Creative knowledge work is unlike
the industrial and clerical work that came before it. There is no longer a linear
correlation between hours worked and productivity. A programmer who works eight hours in a row
will not produce twice as much as a programmer who works four hours in a row.
I have personally found that I reach my productivity ceiling at around four
hours' work in a day. Why are you requiring your team to stick around for eight hours straight?
A Broader Base of Talent
According to Payscale, the median salary for a senior web developer in San
Francisco is
$102,157.
In Seattle, it's
$83,903.
That's an $18,254 difference, and they're happy to split it with you.

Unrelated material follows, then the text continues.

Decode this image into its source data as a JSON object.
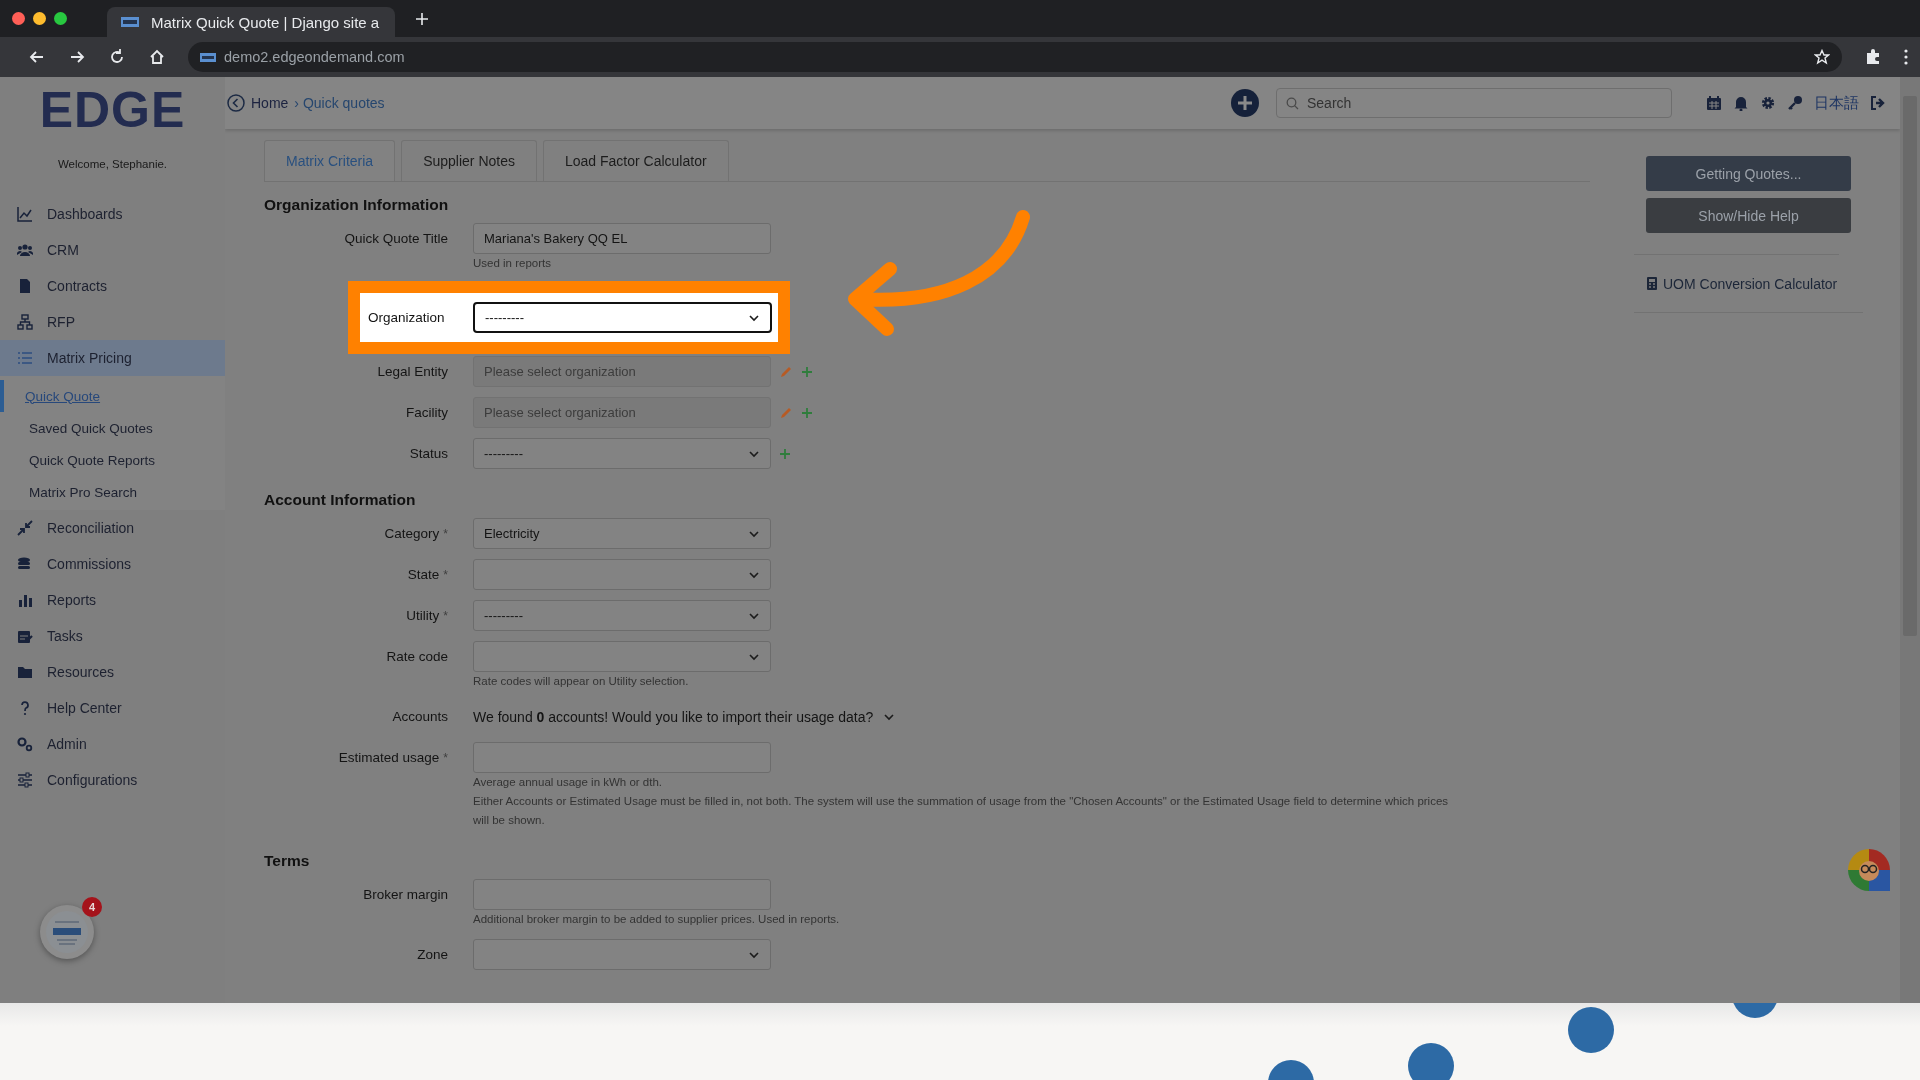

If you're hiring for a San Francisco company and you source your
developers from the north, you could incentivize your candidates with a $9,127
salary increase over their local Seattle options, and save $9,127 per year
compared to hiring someone in San Francisco. It's a win-win scenario for both
you and your new hire.
With hyper-specialization becoming more common for technical workers, hiring
outside your local metropolitan area also means you're able to find talent
with experience that better matches your organization's needs.

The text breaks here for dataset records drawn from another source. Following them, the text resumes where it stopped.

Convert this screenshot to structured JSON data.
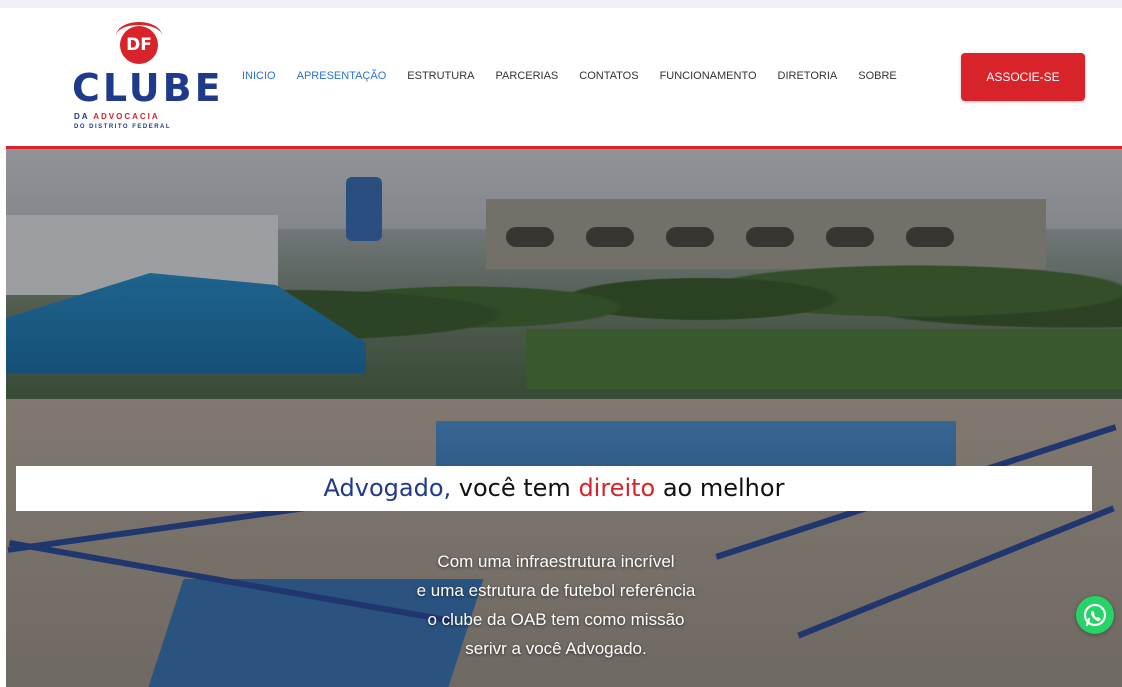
{
  "logo": {
    "badge": "DF",
    "main": "CLUBE",
    "sub_da": "DA",
    "sub_advocacia": "ADVOCACIA",
    "sub_line2": "DO DISTRITO FEDERAL"
  },
  "nav": {
    "items": [
      {
        "label": "INICIO",
        "active": true
      },
      {
        "label": "APRESENTAÇÃO",
        "active": true
      },
      {
        "label": "ESTRUTURA"
      },
      {
        "label": "PARCERIAS"
      },
      {
        "label": "CONTATOS"
      },
      {
        "label": "FUNCIONAMENTO"
      },
      {
        "label": "DIRETORIA"
      },
      {
        "label": "SOBRE"
      }
    ],
    "cta": "ASSOCIE-SE"
  },
  "hero": {
    "tagline": {
      "part1": "Advogado,",
      "part2": " você tem ",
      "part3": "direito",
      "part4": " ao melhor"
    },
    "desc_lines": [
      "Com uma infraestrutura incrível",
      "e uma estrutura de futebol referência",
      "o clube da OAB tem como missão",
      "serivr a você Advogado."
    ]
  },
  "colors": {
    "brand_red": "#d8232a",
    "brand_blue": "#1f3a8a",
    "nav_active": "#2a72d4",
    "whatsapp": "#25d366"
  },
  "icons": {
    "whatsapp": "whatsapp-icon"
  }
}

When you offer a relocation package, you incur the additional risk that your
new hire won't be the star player you thought they'd be. You'll have lost the
airfare, the moving expenses, and the time spent interviewing and training
them. When you hire remotely, your hiring costs are minimal.
Commuting is Expensive
In America, the average commute to work is 25.5 minutes. That's 51 minutes per
day, or 4 hours and 15 minutes per week. That equates to a 10% pay cut: 4
hours of unpaid time for every 40 spent working. But that's not the worst of
it.
The average per-mile cost of operating a sedan in America is
$0.60.
Assuming a 30-mile round-trip commute, that's $18 per day, or $90 per week
spent commuting, in addition to the opportunity cost of the lost time!
Consider an average-salaried San Francisco senior web developer. They make
$102,157 per year. Assuming they work 50 weeks per year, for 40 hours per week,
that means their effective hourly rate is $51. When we apply their effective $51 hourly
rate to their time spent commuting, their opportunity cost lost to commuting is
4.25 hours × $51 = $216.75 per week. That's an annual cost of
$10,837.50. Add the cost of operating the car, and their effective salary
dropped $15,337.50.
Commuting has turned your candidate's $102,157 salary into $86,819. That's
a 15% effective pay cut. Armed with this knowledge, how many of your best and
brightest candidates do you think would agree to a daily commute?
Conclusion
Remote workers enjoy a lifestyle that cannot be valued in dollars. They are
high-output, self-motivated professionals who recognize the opportunity costs
associated with mandatory office hours, and so they seek employment with firms
that also recognize these costs. The life of a remote worker is richer and less restrictive.
This richness and freedom will translate into better work for you.